The water itself is quite muddy. I spoke to a man fishing on the side at this point and he showed me a silver fish in his chillybin. He said he was fishing for catfish and said he caught quite big ones at that spot. I was surprised and don't know that I would enjoy eating fish out of this river.
Further down the river, we drove over the levee and through a quarry trail doing a bit of nature watching as we went. We came across some stilts, and a blue heron. and egrets. These are the stilts.
We headed to the LSU Rural Life Museum and experienced some very sobering thoughts about the slaves as we looked through the plantation huts and terrible accounts of slavery including one poster with a whole lot of information about slaves for sale - children of 7 and 13 "able to be separated from their mother if it suits the prospective buyer", as well as one "yellow slave good at housekeeping and some mulatto wenches" etc etc. Certainly an awesome place to visit, but although some of their signage was not good, it is hard to complain about anything of life in general after the reflections of those times.

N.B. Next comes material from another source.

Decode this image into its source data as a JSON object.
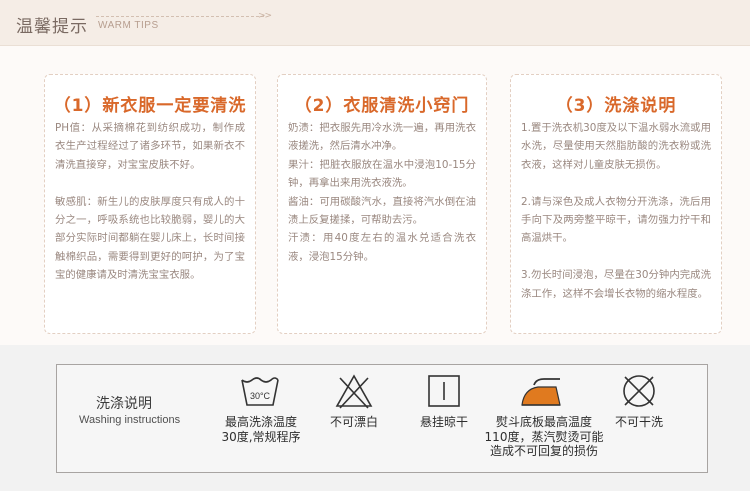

Here is the slave jail for any that played up, plus the slave collar with bells if they tried to escape.
These are the slaves quarters (miserable).And here is the politically incorrect statue of Uncle Jack one of the "good darkies". Ughh!
I only hope that no-one looks back at any aspect of our lifestyle with the same disgust that I had about the way people were brought and sold, how the rich could do anything that they wanted and looked upon themselves as superior in every way.